I have a regularly scheduled job that runs a PySpark Notebook that GETs semi-structured JSON data from an external API, loads that data into dataframes, and saves those dataframes to delta tables in Databricks.
I have the schema for the JSON defined in my Notebook, but because the API data is semi-structured, I have to convert some of the fields into strings as those fields could have multiple data types in the source data (struct, array, int, string, etc.). A truncated example of this schema definition is below, where the "data" field is the field to focus on:

...

StructField("fields", ArrayType(StructType([

StructField("id", StringType(), True),

StructField("name", StringType(), True),

StructField("type", StringType(), True),

StructField("value", StructType([

StructField("data", StringType(), True),

StructField("type", StringType(), True)

...

Whenever I run the notebook directly, Databricks saves the rows where those fields are JSON structures as properly formatted JSON strings like so (data redacted):

"{'id': *****, 'type': '*****', 'title': '********', 'allDay': ****, 'startTime': '*****', 'endTime': '*****', 'attendees': [{'emailAddress':'*****' ..."

However, when I run this Notebook as part of a job, any of the fields that are structs will get converted into useless strings that are no longer accessible in the same way JSON strings are, like so:

"{id=*****, type=*****, title=********, allDay=****, startTime=*****, endTime=*****, attendees=[{emailAddress=****** ..."

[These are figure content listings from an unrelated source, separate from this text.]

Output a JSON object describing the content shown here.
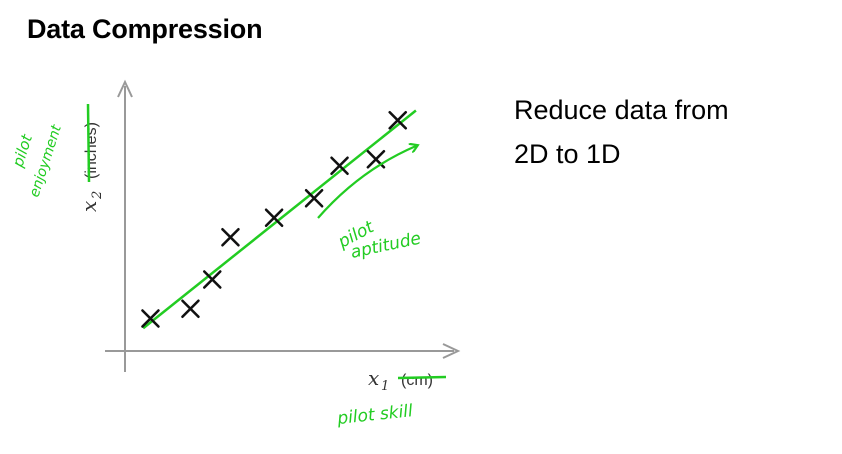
{
  "title": "Data Compression",
  "description": {
    "line1": "Reduce data from",
    "line2": "2D to 1D"
  },
  "axes": {
    "x_label": "x",
    "x_subscript": "1",
    "x_unit": "(cm)",
    "y_label": "x",
    "y_subscript": "2",
    "y_unit": "(inches)"
  },
  "annotations": {
    "x_axis_note": "pilot skill",
    "y_axis_note_line1": "pilot",
    "y_axis_note_line2": "enjoyment",
    "line_note_line1": "pilot",
    "line_note_line2": "aptitude"
  },
  "colors": {
    "axis": "#999999",
    "marker": "#111111",
    "annotation": "#22cc22"
  },
  "chart_data": {
    "type": "scatter",
    "marker": "x",
    "points": [
      {
        "x": 0.7,
        "y": 1.0
      },
      {
        "x": 1.8,
        "y": 1.3
      },
      {
        "x": 2.4,
        "y": 2.2
      },
      {
        "x": 2.9,
        "y": 3.5
      },
      {
        "x": 4.1,
        "y": 4.1
      },
      {
        "x": 5.2,
        "y": 4.7
      },
      {
        "x": 5.9,
        "y": 5.7
      },
      {
        "x": 6.9,
        "y": 5.9
      },
      {
        "x": 7.5,
        "y": 7.1
      }
    ],
    "fit_line": {
      "x": [
        0.5,
        8.0
      ],
      "y": [
        0.7,
        7.4
      ]
    },
    "xlim": [
      0,
      8.8
    ],
    "ylim": [
      0,
      8.0
    ]
  }
}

Is this expected behavior, and if not, is there anything I can configure in the Job that would force the same behavior I see in when I run the Notebook directly?
I tried using a table with a Variant datatype column to load the data into instead, but it seems like the conversion that flattens this JSON into an unusable string happens when I load the data into a Spark dataframe and not the target table, so that solution doesn't seem like it will work until Variants are supported in dataframes in Spark 4.0.

Alberto_Umana · ‎02-03-2025

Hi @rgower,

Are you using same cluster compute for both scenarios, run via notebook manually and via workflow job?

rgower · ‎02-03-2025

@Alberto_Umana That may be the root cause - I did some additional testing in a development environment and found that the difference seems to be Serverless compute vs All-Purpose/Job Compute clusters.

When I run the Notebook and Job via serverless compute, the JSON is formatted correctly.
When I run the Notebook and Job via an All-Purpose Compute (tested on a few different versions DBR 15.4, 16.0, 16.1, and 16.2 beta), or the Job via Job Compute, the JSON is formatted incorrectly.

I've been running the job via Job Compute because I was getting OOM errors and driver crashes when running the job via Serverless compute, but I might try to break up the job into multiple jobs to see if I can get Serverless compute to work for me.

All this begs the question - is this new result expected? Should I expect different JSON formatting results on different computes, or is this something that should be investigated deeper?

Alberto_Umana · ‎02-03-2025

Hi @rgower,

Thanks for your comments... I think it should be investigated further, since serverless should be using 15.4 DBR. I'll see if I can find something internally or If I can replicate it... otherwise would require a case with us to dig deeper.